After decades of ceremonial nods from Congress and statehouses across the country, Juneteenth then got its biggest, albeit most dubious, boost. In 2020, Donald Trump publicly flirted with declaring Juneteenth a federal holiday as part of his “platinum plan” for Black America, something Bill Clinton and Barack Obama had never seriously attempted despite showing Pollyanna-ish reverence for the day on several occasions.
In an interview with the Wall Street Journal, as the COVID pandemic raged and Black Lives Matter protests in response to George Floyd’s murder began to rock the nation, Trump took credit for making Juneteenth “famous.” He also admitted he’d only recently learned what the day even was, and hadn’t been aware that his White House had released statements honoring the day for the previous three years. “Oh, really?” he asked incredulously. “We put out a statement? The Trump White House put out a statement. OK, OK. Good.”

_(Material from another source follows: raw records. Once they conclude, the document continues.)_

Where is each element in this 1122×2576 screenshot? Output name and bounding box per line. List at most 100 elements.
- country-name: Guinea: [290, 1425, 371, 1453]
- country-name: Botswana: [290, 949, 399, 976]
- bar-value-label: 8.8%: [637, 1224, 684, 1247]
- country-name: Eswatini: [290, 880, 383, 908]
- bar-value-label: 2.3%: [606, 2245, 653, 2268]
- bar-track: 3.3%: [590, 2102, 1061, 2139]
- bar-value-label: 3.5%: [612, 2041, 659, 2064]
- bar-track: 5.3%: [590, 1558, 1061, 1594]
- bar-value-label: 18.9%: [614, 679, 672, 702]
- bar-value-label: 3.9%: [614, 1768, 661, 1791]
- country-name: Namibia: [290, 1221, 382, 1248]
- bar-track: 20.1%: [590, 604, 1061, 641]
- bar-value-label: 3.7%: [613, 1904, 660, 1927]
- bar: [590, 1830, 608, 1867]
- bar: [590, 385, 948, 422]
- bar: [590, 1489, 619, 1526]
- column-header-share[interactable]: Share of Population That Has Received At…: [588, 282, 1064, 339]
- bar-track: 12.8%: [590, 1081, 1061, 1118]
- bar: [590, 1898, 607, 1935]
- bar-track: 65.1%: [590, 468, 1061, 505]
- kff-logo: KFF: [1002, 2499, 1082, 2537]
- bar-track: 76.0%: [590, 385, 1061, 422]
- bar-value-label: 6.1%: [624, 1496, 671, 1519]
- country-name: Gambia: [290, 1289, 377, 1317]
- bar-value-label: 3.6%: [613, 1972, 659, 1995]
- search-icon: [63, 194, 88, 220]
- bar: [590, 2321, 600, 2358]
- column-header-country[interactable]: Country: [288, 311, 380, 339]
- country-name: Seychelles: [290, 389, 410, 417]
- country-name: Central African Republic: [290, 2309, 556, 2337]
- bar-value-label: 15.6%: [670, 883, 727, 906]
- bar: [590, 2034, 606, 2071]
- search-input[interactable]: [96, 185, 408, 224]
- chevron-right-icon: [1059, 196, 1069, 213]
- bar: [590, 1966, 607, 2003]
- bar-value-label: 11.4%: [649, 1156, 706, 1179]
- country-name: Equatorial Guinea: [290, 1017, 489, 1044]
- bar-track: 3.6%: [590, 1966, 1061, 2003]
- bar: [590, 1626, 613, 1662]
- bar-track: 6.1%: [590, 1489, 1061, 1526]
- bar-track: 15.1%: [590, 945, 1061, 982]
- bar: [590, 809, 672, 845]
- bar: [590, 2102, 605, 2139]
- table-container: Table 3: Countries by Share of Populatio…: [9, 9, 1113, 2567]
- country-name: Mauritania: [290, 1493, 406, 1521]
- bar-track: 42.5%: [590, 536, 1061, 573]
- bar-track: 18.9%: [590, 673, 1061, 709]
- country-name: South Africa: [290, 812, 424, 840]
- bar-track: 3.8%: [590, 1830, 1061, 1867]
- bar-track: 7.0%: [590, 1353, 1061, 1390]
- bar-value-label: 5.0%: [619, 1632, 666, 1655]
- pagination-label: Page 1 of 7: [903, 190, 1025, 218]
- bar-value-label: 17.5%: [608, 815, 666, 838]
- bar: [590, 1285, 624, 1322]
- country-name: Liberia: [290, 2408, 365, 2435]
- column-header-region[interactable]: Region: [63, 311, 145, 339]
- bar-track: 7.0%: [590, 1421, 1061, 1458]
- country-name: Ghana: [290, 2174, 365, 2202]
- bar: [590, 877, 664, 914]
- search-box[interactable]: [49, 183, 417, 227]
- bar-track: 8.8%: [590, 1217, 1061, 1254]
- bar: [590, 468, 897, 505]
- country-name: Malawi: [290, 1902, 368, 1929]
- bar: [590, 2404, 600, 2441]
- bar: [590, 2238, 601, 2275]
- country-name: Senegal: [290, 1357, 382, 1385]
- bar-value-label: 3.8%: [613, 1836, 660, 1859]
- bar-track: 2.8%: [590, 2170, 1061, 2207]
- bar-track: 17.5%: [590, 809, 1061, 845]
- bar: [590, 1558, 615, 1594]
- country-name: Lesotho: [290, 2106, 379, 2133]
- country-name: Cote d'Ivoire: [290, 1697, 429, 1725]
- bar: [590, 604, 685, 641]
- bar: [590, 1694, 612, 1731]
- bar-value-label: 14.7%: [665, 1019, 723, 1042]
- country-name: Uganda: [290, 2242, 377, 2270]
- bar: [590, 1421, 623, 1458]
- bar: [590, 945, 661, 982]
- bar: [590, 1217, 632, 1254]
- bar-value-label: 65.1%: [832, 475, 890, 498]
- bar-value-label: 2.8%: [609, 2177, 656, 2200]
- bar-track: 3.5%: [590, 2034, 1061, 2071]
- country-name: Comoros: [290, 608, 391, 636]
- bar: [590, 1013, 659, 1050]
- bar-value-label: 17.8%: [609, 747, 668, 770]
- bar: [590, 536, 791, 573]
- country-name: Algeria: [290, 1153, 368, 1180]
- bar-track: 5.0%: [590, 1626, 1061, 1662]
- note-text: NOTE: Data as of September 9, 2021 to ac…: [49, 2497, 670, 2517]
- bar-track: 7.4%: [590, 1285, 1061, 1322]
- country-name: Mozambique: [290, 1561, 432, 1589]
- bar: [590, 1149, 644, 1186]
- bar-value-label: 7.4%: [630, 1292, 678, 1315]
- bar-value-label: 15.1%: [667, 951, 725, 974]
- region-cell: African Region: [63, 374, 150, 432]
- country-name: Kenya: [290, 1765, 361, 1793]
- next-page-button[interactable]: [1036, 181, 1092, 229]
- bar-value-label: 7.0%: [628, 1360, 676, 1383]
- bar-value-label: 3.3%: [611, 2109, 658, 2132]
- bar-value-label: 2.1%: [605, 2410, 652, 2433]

It didn’t take very long for the political calculus on Juneteenth to change for Trump. Last year, five months into his second term, Trump had become a full-on DEI antagonist, and took to Truth Social to denounce “non-working holidays,” a barely veiled jab at Juneteenth. That might have seemed ironic, given Trump’s embrace of the proposal in his first term. Juneteenth, though, is awash in ironies, both naturally occurring and of our own making.
The cynicism coloring Trump’s juvenile attitude about Juneteenth is hardly shocking. Little about his approach to racial discourse and policymaking should shock us at this point. It’s born out of willful ignorance and a deliberately unreflective, self-involved worldview that defines the cult of personality around him.
This Juneteenth, we should try to confront and reclaim this holiday’s contradictory history, in all its facets. There is a new call, though: Not only to continue to reconcile America’s centuries-long embrace of the systems of slavery and the consequences of it, but to embrace an America that affirms both racial strife and unrecognized ability, without discounting one in favor of the other.